The non-profit environmental law center Midwest Environmental Advocates, and others, unsuccessfully argued that the Great Lakes Compact dictates that diversions must be only used for “public water supply purposes.” The initial approval and its upholding set a dangerous precedent that gives big industrial users like Foxconn preference to Lake Michigan and other freshwater bodies in the Great Lakes Basin. The ruling favors corporate profits over the water needs of the working people. 

Privatization of the Great Lakes’ freshwater supply is a prominent issue amidst an approaching environmental crisis. Profit-seeking companies’ exploitation of the Great Lake waters will lead to accelerated degradation through increased pollution and drainage. As corporate use of the Great Lakes expands it will not only inhibit recreational activities for working people but also access to life-necessary freshwater. Privatization for profit will also cause ecological disasters for other species dependent on the Great Lakes.

Wisconsin democrats offer little resistance

The original subsidy package passed the Republican-controlled Wisconsin Assembly 64-31 in 2017 with three Democrats joining the Republicans to pass it. The majority of state Democrats criticized the Foxconn subsidies, pointing-out the outrageous largesse that it offered the company. However, beyond verbal criticisms, they did little else to protect Wisconsin’s workers from exploitation by Foxconn. Democrats proved weak-willed even after Foxconn-deal critic, Democrat Tony Evers beat Walker in the 2018 gubernatorial race and took office.

A dead-end road by a patch of land owned by Foxconn. Photo credit Nathan Schmidt.

Notwithstanding his criticism of the deal as a candidate, Evers soon warmed up to Foxconn. In a meeting in May 2019 with Foxconn’s founder and chairman Gou, Evers stated that he was “not doubting [Foxconn’s] word” and that he was “never not supportive of [the Foxconn deal]. Near the end of 2019, Evers said that Foxconn’s success was in the best interest of the state.

Although Evers’ attempts to renegotiate the terms of the Foxconn deal were severely thwarted by the Republicans, the governor remains all too willing to allow Foxconn’s charade to continue despite its harm to the working class. Evers’ state Democratic compatriots have followed his example. As of October, the Wisconsin Economic Development Corporation (WEDC) has denied Foxconn’s eligibility for the subsidies due to them not meeting employment and investment thresholds and for refusing to renegotiate the deal. Although apparent that Foxconn has (and had) no intention of following through on its promises, in a letter to the WEDC Vice-Chairman, WEDC secretary Missy Hughes, said, “I can see that there are many avenues for Foxconn’s future success in Wisconsin, and I look forward to partnering with you in that success.”

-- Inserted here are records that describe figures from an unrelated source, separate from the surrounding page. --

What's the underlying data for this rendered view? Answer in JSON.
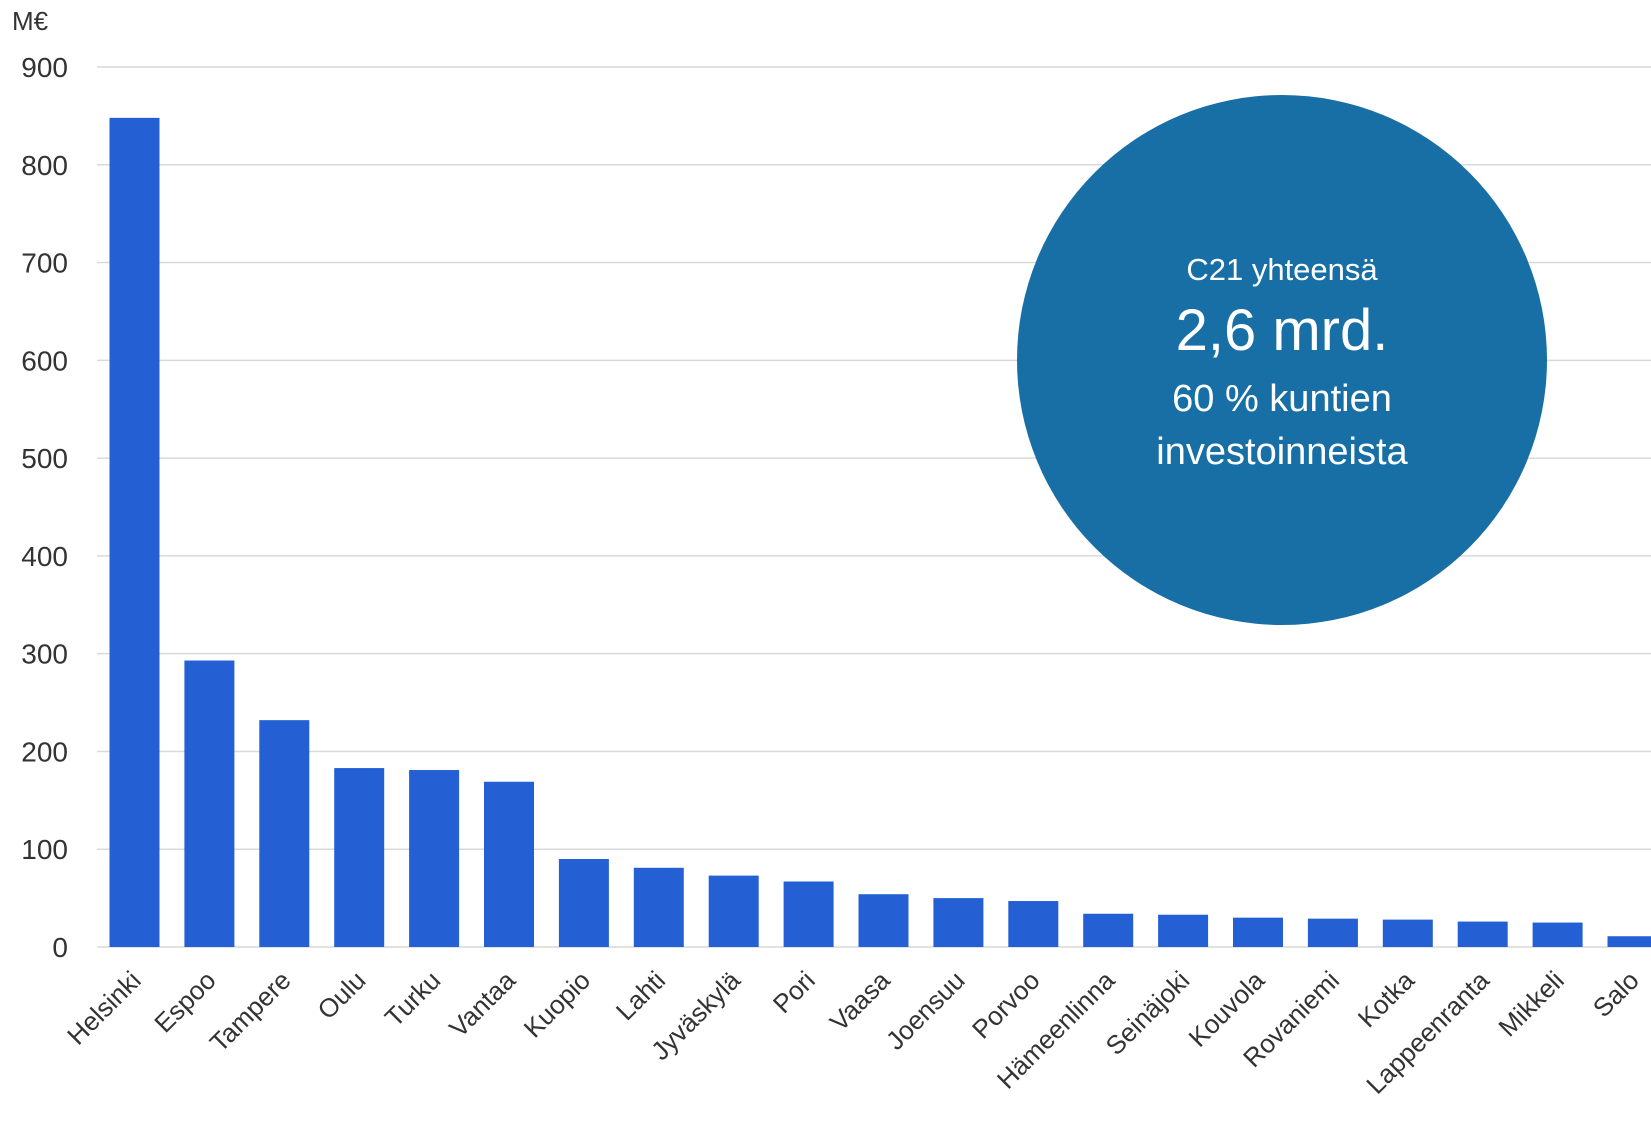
{
  "chart_data": {
    "type": "bar",
    "ylabel": "M€",
    "ylim": [
      0,
      900
    ],
    "yticks": [
      0,
      100,
      200,
      300,
      400,
      500,
      600,
      700,
      800,
      900
    ],
    "grid": true,
    "categories": [
      "Helsinki",
      "Espoo",
      "Tampere",
      "Oulu",
      "Turku",
      "Vantaa",
      "Kuopio",
      "Lahti",
      "Jyväskylä",
      "Pori",
      "Vaasa",
      "Joensuu",
      "Porvoo",
      "Hämeenlinna",
      "Seinäjoki",
      "Kouvola",
      "Rovaniemi",
      "Kotka",
      "Lappeenranta",
      "Mikkeli",
      "Salo"
    ],
    "values": [
      848,
      293,
      232,
      183,
      181,
      169,
      90,
      81,
      73,
      67,
      54,
      50,
      47,
      34,
      33,
      30,
      29,
      28,
      26,
      25,
      11
    ]
  },
  "colors": {
    "bar": "#2460d3",
    "callout_bg": "#176fa5",
    "grid": "#d9d9d9",
    "text": "#333333",
    "callout_text": "#ffffff"
  },
  "callout": {
    "line1": "C21 yhteensä",
    "line2": "2,6 mrd.",
    "line3": "60 % kuntien",
    "line4": "investoinneista"
  }
}
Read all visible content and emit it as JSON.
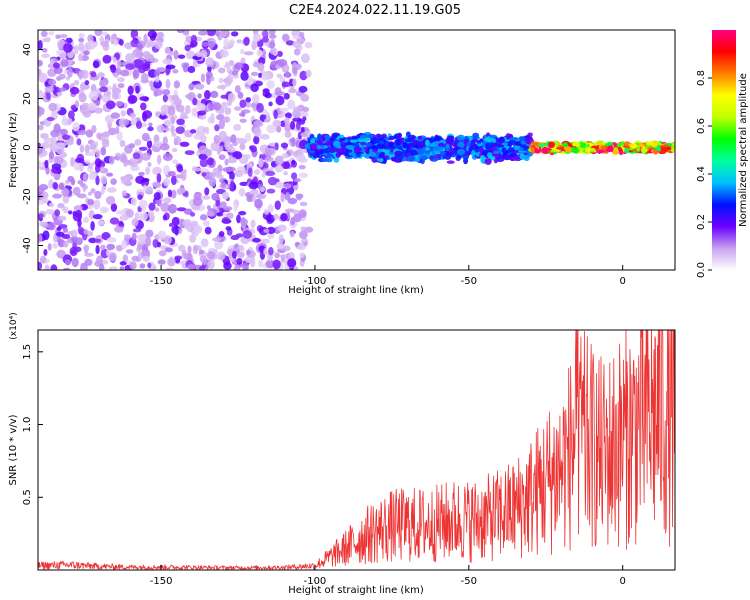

A Democratic assemblyman at the time of the 2017 vote on the Foxconn deal, current Racine Mayor Cory Mason voted in favor of the deal. Mason re-iterated that to him Foxconn represented renewed “economic security” for Racine, which has been ravaged by deindustrialization. In meetings in 2019, Foxconn entranced Mason with its “Smart City” proposal that contained a slew of shiny high-tech (and dystopic) initiatives like autonomous vehicles loaded with cameras to patrol the streets for crime and self-driving shuttles for workers. The proposal proved to be a lie when Foxconn postponed the project indefinitely, leaving the city with nothing but a broken promise. 

Although Democrats seemed to bow to political pressure applied to them by Republicans and Foxconn, their words and actions indicated a different proposition. Instead, from Evers on down, Democrats merely differed with the Republicans on the deal’s technicalities. As they have shown, the Democrats want to court Foxconn too, they just want to do it with more decorum. Their opposition is more form than function, their fight is to give Foxconn’s exploitation a nicer face.

From the start, the Wisconsin Foxconn deal in all of its delusional grandeur has been nothing but hot air blown from the mouths of a gallery of capitalist rogues like Donald Trump, Scott Walker, and Terry Gou. Each man used the Foxconn deal as a public relations gambit to gain and maintain working Wisconsinites’ support to benefit themselves, Foxconn, and the capitalist system.